Assim, sem a devida maturação (caráter extemporâneo), a política regional brasileira foi institucionalizada em 2007. Havia ausência de consensos nos diversos nichos governamentais (seja horizontalmente, no âmbito dos distintos órgãos do governo federal, seja verticalmente, em diferentes níveis federativos) e de estratégias robustas e coordenadas de implementação.
A constatação de que a Política Nacional de Desenvolvimento Regional (PNDR) ainda carecia de instrumentos mais efetivos e necessitava de um novo desenho motivou a retomada de sua discussão em novas bases, a partir de um debate ampliado, com participação de diferentes segmentos da sociedade, num envolvimento de mais de 13 mil pessoas em um processo conferencial promovido pelo Ministério da Integração Nacional, realizado entre os anos de 2012 e 20131. O resultado desse processo foi a definição de princípios e diretrizes priorizados que fundamentariam a elaboração de uma nova política regional. A meta desta última seria superar os gargalos encontrados e reconhecidos na sua primeira versão, vinculados, especialmente, à fragilidade da governança para uma implementação coordenada e ao fortalecimento dos instrumentos de financiamento do desenvolvimento regional. A riqueza de contribuições decorrentes do processo conferencial imprimiu à proposta da PNDR II inovações que ainda precisam ser debatidas, particularmente no meio acadêmico, bem como necessitam ser aprofundados alguns dos estudos técnicos delas derivados, para os quais especialistas no tema podem contribuir de forma decisiva.
A argumentação deste artigo parte de uma revisão teórica sobre o tema, na qual dialogam autores de diversos campos do conhecimento. Em seguida, é-se feita uma explanação acerca da PNDR em sua primeira fase, com base nos documentos oficiais de referência que serviram de subsídio para a construção da política. Também são apresentados os componentes mais importantes do conteúdo da PNDR II, a segunda fase da política. Por fim, o artigo procura trazer algumas questões que ainda permanecem “em aberto” e que se constituem como um possível campo para investigações acadêmicas. Estas, certamente, podem contribuir para ampliar o processo de aproximação e diálogo entre governo e universidade – algo que tem despertado um interesse mútuo, seja por parte das instituições de governo, seja pelas instituições de pesquisa e ensino que tratam do tema.

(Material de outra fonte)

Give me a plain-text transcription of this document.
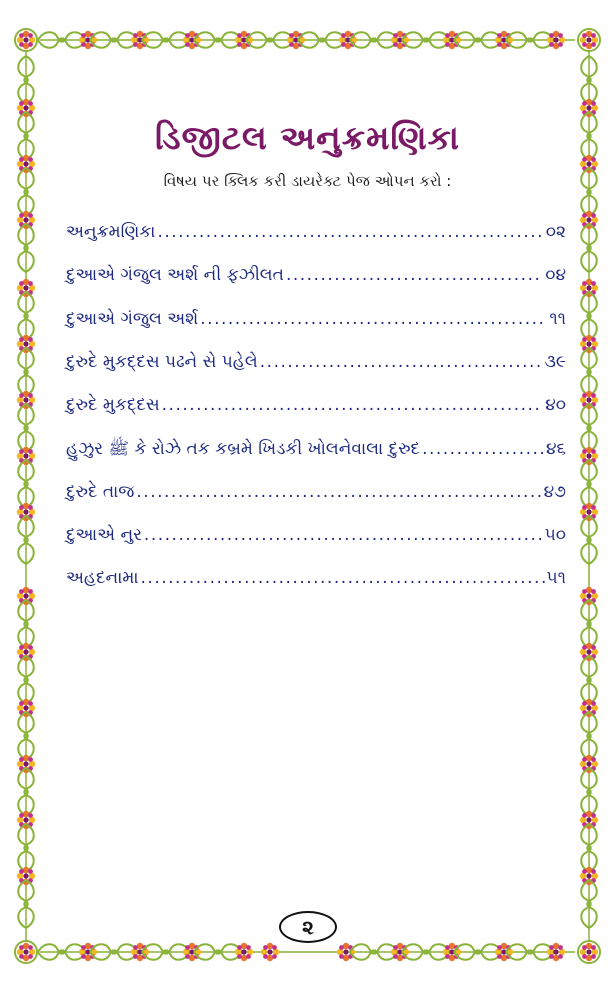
ડિજીટલ અનુક્રમણિકા
વિષય પર ક્લિક કરી ડાયરેક્ટ પેજ ઓપન કરો :
અનુક્રમણિકા .....	૦૨
દુઆએ ગંજુલ અર્શ ની ફઝીલત .....	૦૪
દુઆએ ગંજુલ અર્શ .....	૧૧
દુરુદે મુકદ્દસ પઢને સે પહેલે .....	૩૯
દુરુદે મુકદ્દસ .....	૪૦
હુઝુર ﷺ કે રોઝે તક કબ્રમે ખિડકી ખોલનેવાલા દુરુદ .....	૪૬
દુરુદે તાજ .....	૪૭
દુઆએ નુર .....	૫૦
અહદનામા .....	૫૧
૨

2 Uma introdução histórica ao tema e seu espaço nas políticas públicas
Atualmente, o Brasil é um dos 15 países mais desiguais do mundo. Suas desigualdades regionais foram constituídas ao longo da história de sua formação socioeconômica. Diversos autores apontam a estreita relação dessas assimetrias com o processo de industrialização regionalmente concentrada iniciado no começo do século XX, com o acelerado processo de urbanização verificado após os anos 1970 e com os deslocamentos populacionais em massa ao longo de décadas. Dentre outras possibilidades analíticas, a persistência do problema denota a inconsistência temporal das iniciativas governamentais direcionadas à superação dos exorbitantes níveis de desigualdade inter e/ou intrarregionais em suas distintas problemáticas, as quais, normalmente, estão associadas à incidência da pobreza em sua manifestação espacial.
Essas desigualdades intensificaram-se (e ampliaram-se) em decorrência de dinâmicas exógenas que repercutiram no território nacional. Considerando isso, a discussão sobre a questão regional brasileira deve considerar a contextualização e complexidade do cenário mundial, assim como o entendimento do multifacetado processo de globalização. Tal aspecto deve ser ressaltado por que o fenômeno da desigualdade manifesta-se em diversas dimensões e relaciona-se com questões estruturais intrínsecas ao modo de produção capitalista. É nessa direção que caminha a argumentação de Lannes Júnior (2006), segundo o qual
[...] [a] existência de desigualdade nos níveis de renda entre as diversas regiões de um mesmo país é um fenômeno que pode ser observado, em maior ou menor grau, em todo o mundo, independentemente do modelo econômico vigente (2006, p. 5).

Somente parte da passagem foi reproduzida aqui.